As before, they (the eigenvectors) are nested inside a list of lists: for each eigenvalue we have a list of the form (eigenvalue,multiplicity,[list of eigenvectors]). Now, I want to take that [list of eigenvectors] and orthonormalize it. SymPy makes that dead-simple:

In [7]:
evects_ll=[Matrix.orthogonalize(*x[2],normalize=True) for x in A.eigenvects()]
evects_ll
Out[7]:
$\displaystyle \left[ \left[ \left[\begin{matrix}- \frac{2}{5}\\\frac{4}{5}\\- \frac{1}{5}\\\frac{2}{5}\end{matrix}\right]\right], \ \left[ \left[\begin{matrix}- \frac{2}{5}\\- \frac{1}{5}\\\frac{4}{5}\\\frac{2}{5}\end{matrix}\right]\right], \ \left[ \left[\begin{matrix}\frac{3 \sqrt{17}}{17}\\\frac{2 \sqrt{17}}{17}\\\frac{2 \sqrt{17}}{17}\\0\end{matrix}\right], \ \left[\begin{matrix}\frac{8 \sqrt{17}}{85}\\- \frac{6 \sqrt{17}}{85}\\- \frac{6 \sqrt{17}}{85}\\\frac{\sqrt{17}}{5}\end{matrix}\right]\right]\right]$

This is a list of lists (which is why I called it evects_ll)! But each of the innermost lists is orthonormal, at least. The innermost elements are our vectors.

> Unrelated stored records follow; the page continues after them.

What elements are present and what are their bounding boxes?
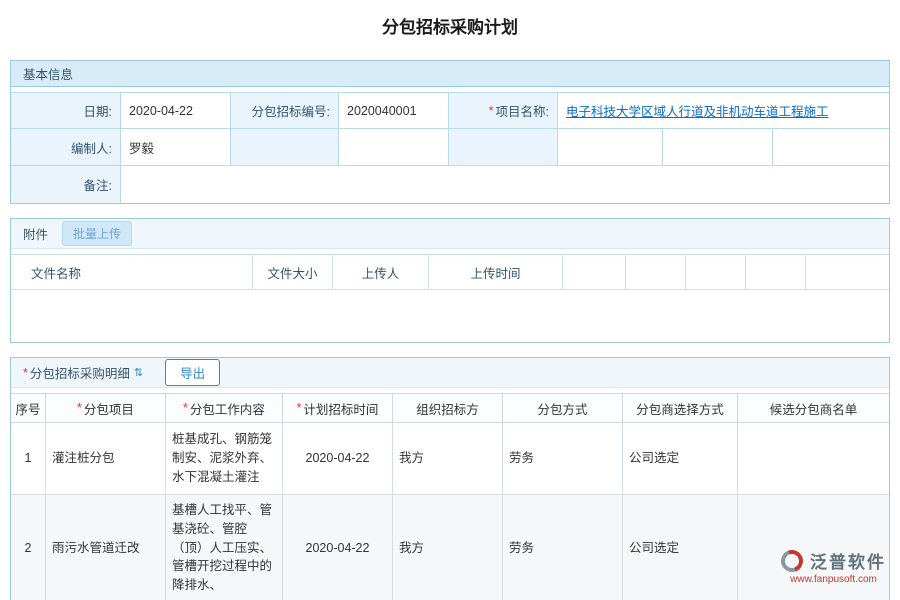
cell-selection: 公司选定 bbox=[623, 495, 738, 600]
col-header-file-size: 文件大小 bbox=[253, 255, 333, 289]
project-name-link[interactable]: 电子科技大学区域人行道及非机动车道工程施工 bbox=[566, 101, 829, 120]
col-header-work-content-text: 分包工作内容 bbox=[190, 399, 265, 418]
bid-no-label: 分包招标编号: bbox=[231, 93, 339, 128]
cell-project: 雨污水管道迁改 bbox=[46, 495, 166, 600]
col-header-work-content: * 分包工作内容 bbox=[166, 394, 283, 422]
fanpu-logo-icon bbox=[777, 546, 806, 575]
col-header-organizer-text: 组织招标方 bbox=[416, 399, 479, 418]
col-header-seq: 序号 bbox=[11, 394, 46, 422]
required-mark: * bbox=[77, 401, 82, 415]
detail-section: * 分包招标采购明细 ⇅ 导出 序号 * 分包项目 * 分包工作内容 * 计划招… bbox=[10, 357, 890, 600]
col-header-mode: 分包方式 bbox=[503, 394, 623, 422]
detail-title: 分包招标采购明细 bbox=[30, 363, 130, 382]
col-header-plan-time-text: 计划招标时间 bbox=[303, 399, 378, 418]
brand-url: www.fanpusoft.com bbox=[790, 574, 877, 585]
attachments-table-header: 文件名称 文件大小 上传人 上传时间 bbox=[11, 254, 889, 290]
col-header-selection: 分包商选择方式 bbox=[623, 394, 738, 422]
col-header-seq-text: 序号 bbox=[15, 399, 40, 418]
empty-column-header bbox=[806, 255, 889, 289]
cell-plan-time: 2020-04-22 bbox=[283, 495, 393, 600]
col-header-organizer: 组织招标方 bbox=[393, 394, 503, 422]
required-mark: * bbox=[297, 401, 302, 415]
table-row: 2 雨污水管道迁改 基槽人工找平、管基浇砼、管腔（顶）人工压实、管槽开挖过程中的… bbox=[11, 495, 889, 600]
attachments-header-bar: 附件 批量上传 bbox=[11, 219, 889, 249]
col-header-mode-text: 分包方式 bbox=[537, 399, 587, 418]
remark-label: 备注: bbox=[11, 166, 121, 203]
brand-name: 泛普软件 bbox=[810, 548, 886, 573]
project-name-cell: 电子科技大学区域人行道及非机动车道工程施工 bbox=[558, 93, 889, 128]
col-header-candidates: 候选分包商名单 bbox=[738, 394, 889, 422]
col-header-upload-time: 上传时间 bbox=[429, 255, 563, 289]
table-row: 1 灌注桩分包 桩基成孔、钢筋笼制安、泥浆外弃、水下混凝土灌注 2020-04-… bbox=[11, 423, 889, 495]
basic-info-row-1: 日期: 2020-04-22 分包招标编号: 2020040001 * 项目名称… bbox=[11, 92, 889, 129]
empty-column-header bbox=[686, 255, 746, 289]
required-mark: * bbox=[23, 366, 28, 380]
basic-info-title: 基本信息 bbox=[23, 64, 73, 83]
cell-seq: 2 bbox=[11, 495, 46, 600]
empty-value-cell bbox=[773, 129, 889, 165]
col-header-file-name: 文件名称 bbox=[11, 255, 253, 289]
project-name-label-text: 项目名称: bbox=[496, 101, 549, 120]
date-value: 2020-04-22 bbox=[121, 93, 231, 128]
cell-work-content: 桩基成孔、钢筋笼制安、泥浆外弃、水下混凝土灌注 bbox=[166, 423, 283, 494]
cell-project: 灌注桩分包 bbox=[46, 423, 166, 494]
empty-column-header bbox=[563, 255, 626, 289]
export-button[interactable]: 导出 bbox=[165, 359, 220, 386]
empty-column-header bbox=[626, 255, 686, 289]
creator-value: 罗毅 bbox=[121, 129, 231, 165]
fanpu-brand-row: 泛普软件 bbox=[781, 548, 886, 573]
cell-organizer: 我方 bbox=[393, 423, 503, 494]
cell-work-content: 基槽人工找平、管基浇砼、管腔（顶）人工压实、管槽开挖过程中的降排水、 bbox=[166, 495, 283, 600]
attachments-section: 附件 批量上传 文件名称 文件大小 上传人 上传时间 bbox=[10, 218, 890, 343]
cell-seq: 1 bbox=[11, 423, 46, 494]
empty-label-cell bbox=[449, 129, 558, 165]
empty-value-cell bbox=[663, 129, 773, 165]
detail-header-bar: * 分包招标采购明细 ⇅ 导出 bbox=[11, 358, 889, 388]
empty-label-cell bbox=[231, 129, 339, 165]
project-name-label: * 项目名称: bbox=[449, 93, 558, 128]
cell-plan-time: 2020-04-22 bbox=[283, 423, 393, 494]
page-title: 分包招标采购计划 bbox=[0, 0, 900, 38]
empty-value-cell bbox=[558, 129, 663, 165]
col-header-project: * 分包项目 bbox=[46, 394, 166, 422]
cell-mode: 劳务 bbox=[503, 423, 623, 494]
basic-info-header-bar: 基本信息 bbox=[11, 61, 889, 87]
detail-table-header: 序号 * 分包项目 * 分包工作内容 * 计划招标时间 组织招标方 分包方式 分… bbox=[11, 393, 889, 423]
creator-label: 编制人: bbox=[11, 129, 121, 165]
basic-info-row-3: 备注: bbox=[11, 166, 889, 203]
required-mark: * bbox=[183, 401, 188, 415]
cell-organizer: 我方 bbox=[393, 495, 503, 600]
empty-column-header bbox=[746, 255, 806, 289]
bid-no-value: 2020040001 bbox=[339, 93, 449, 128]
col-header-plan-time: * 计划招标时间 bbox=[283, 394, 393, 422]
batch-upload-button[interactable]: 批量上传 bbox=[62, 221, 132, 246]
cell-candidates bbox=[738, 423, 889, 494]
basic-info-section: 基本信息 日期: 2020-04-22 分包招标编号: 2020040001 *… bbox=[10, 60, 890, 204]
fanpu-brand: 泛普软件 www.fanpusoft.com bbox=[781, 548, 886, 585]
sort-icon[interactable]: ⇅ bbox=[134, 366, 143, 379]
col-header-project-text: 分包项目 bbox=[84, 399, 134, 418]
col-header-candidates-text: 候选分包商名单 bbox=[770, 399, 858, 418]
basic-info-row-2: 编制人: 罗毅 bbox=[11, 129, 889, 166]
date-label: 日期: bbox=[11, 93, 121, 128]
empty-value-cell bbox=[339, 129, 449, 165]
attachments-empty-body bbox=[11, 290, 889, 342]
required-mark: * bbox=[489, 104, 494, 118]
col-header-uploader: 上传人 bbox=[333, 255, 429, 289]
cell-mode: 劳务 bbox=[503, 495, 623, 600]
col-header-selection-text: 分包商选择方式 bbox=[636, 399, 724, 418]
attachments-title: 附件 bbox=[23, 224, 48, 243]
basic-info-table: 日期: 2020-04-22 分包招标编号: 2020040001 * 项目名称… bbox=[11, 92, 889, 203]
cell-selection: 公司选定 bbox=[623, 423, 738, 494]
remark-value bbox=[121, 166, 889, 203]
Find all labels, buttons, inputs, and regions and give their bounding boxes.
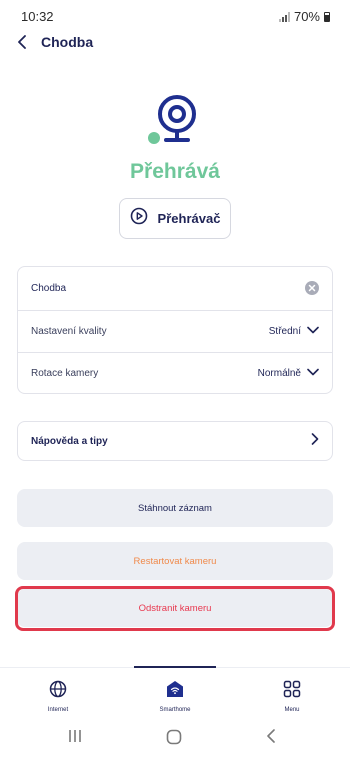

First, I want to "flatten" the list (I've done this before somewhere), so as to get just a plain list of vectors that I'll then make a matrix $P$ out of (as columns):

In [8]:
cols=cols=[y for x in evects_ll for y in x]
cols
Out[8]:
$\displaystyle \left[ \left[\begin{matrix}- \frac{2}{5}\\\frac{4}{5}\\- \frac{1}{5}\\\frac{2}{5}\end{matrix}\right], \ \left[\begin{matrix}- \frac{2}{5}\\- \frac{1}{5}\\\frac{4}{5}\\\frac{2}{5}\end{matrix}\right], \ \left[\begin{matrix}\frac{3 \sqrt{17}}{17}\\\frac{2 \sqrt{17}}{17}\\\frac{2 \sqrt{17}}{17}\\0\end{matrix}\right], \ \left[\begin{matrix}\frac{8 \sqrt{17}}{85}\\- \frac{6 \sqrt{17}}{85}\\- \frac{6 \sqrt{17}}{85}\\\frac{\sqrt{17}}{5}\end{matrix}\right]\right]$

Finally, I can make my matrix $P$ with these guys as columns by using numpy's hstack function:

In [9]:
import numpy as np
P=Matrix(np.hstack(cols))
P
Out[9]:
$\displaystyle \left[\begin{matrix}- \frac{2}{5} & - \frac{2}{5} & \frac{3 \sqrt{17}}{17} & \frac{8 \sqrt{17}}{85}\\\frac{4}{5} & - \frac{1}{5} & \frac{2 \sqrt{17}}{17} & - \frac{6 \sqrt{17}}{85}\\- \frac{1}{5} & \frac{4}{5} & \frac{2 \sqrt{17}}{17} & - \frac{6 \sqrt{17}}{85}\\\frac{2}{5} & \frac{2}{5} & 0 & \frac{\sqrt{17}}{5}\end{matrix}\right]$

And finally, let's recover our diagonal matrix $D$ that will satisfy $A=PDP^{-1}$ as $D=P^{-1}AP$:

In [10]:
D=P.inv()*A*P
D
Out[10]:
$\displaystyle \left[\begin{matrix}- \frac{5}{4} & 0 & 0 & 0\\0 & 0 & 0 & 0\\0 & 0 & \frac{3}{4} & 0\\0 & 0 & 0 & \frac{3}{4}\end{matrix}\right]$

Indeed diagonal with the eigenvalues of $A$ (namely $-\frac 54$, $0$ and $\frac 34$ twice) as its diagonal entries, as expected.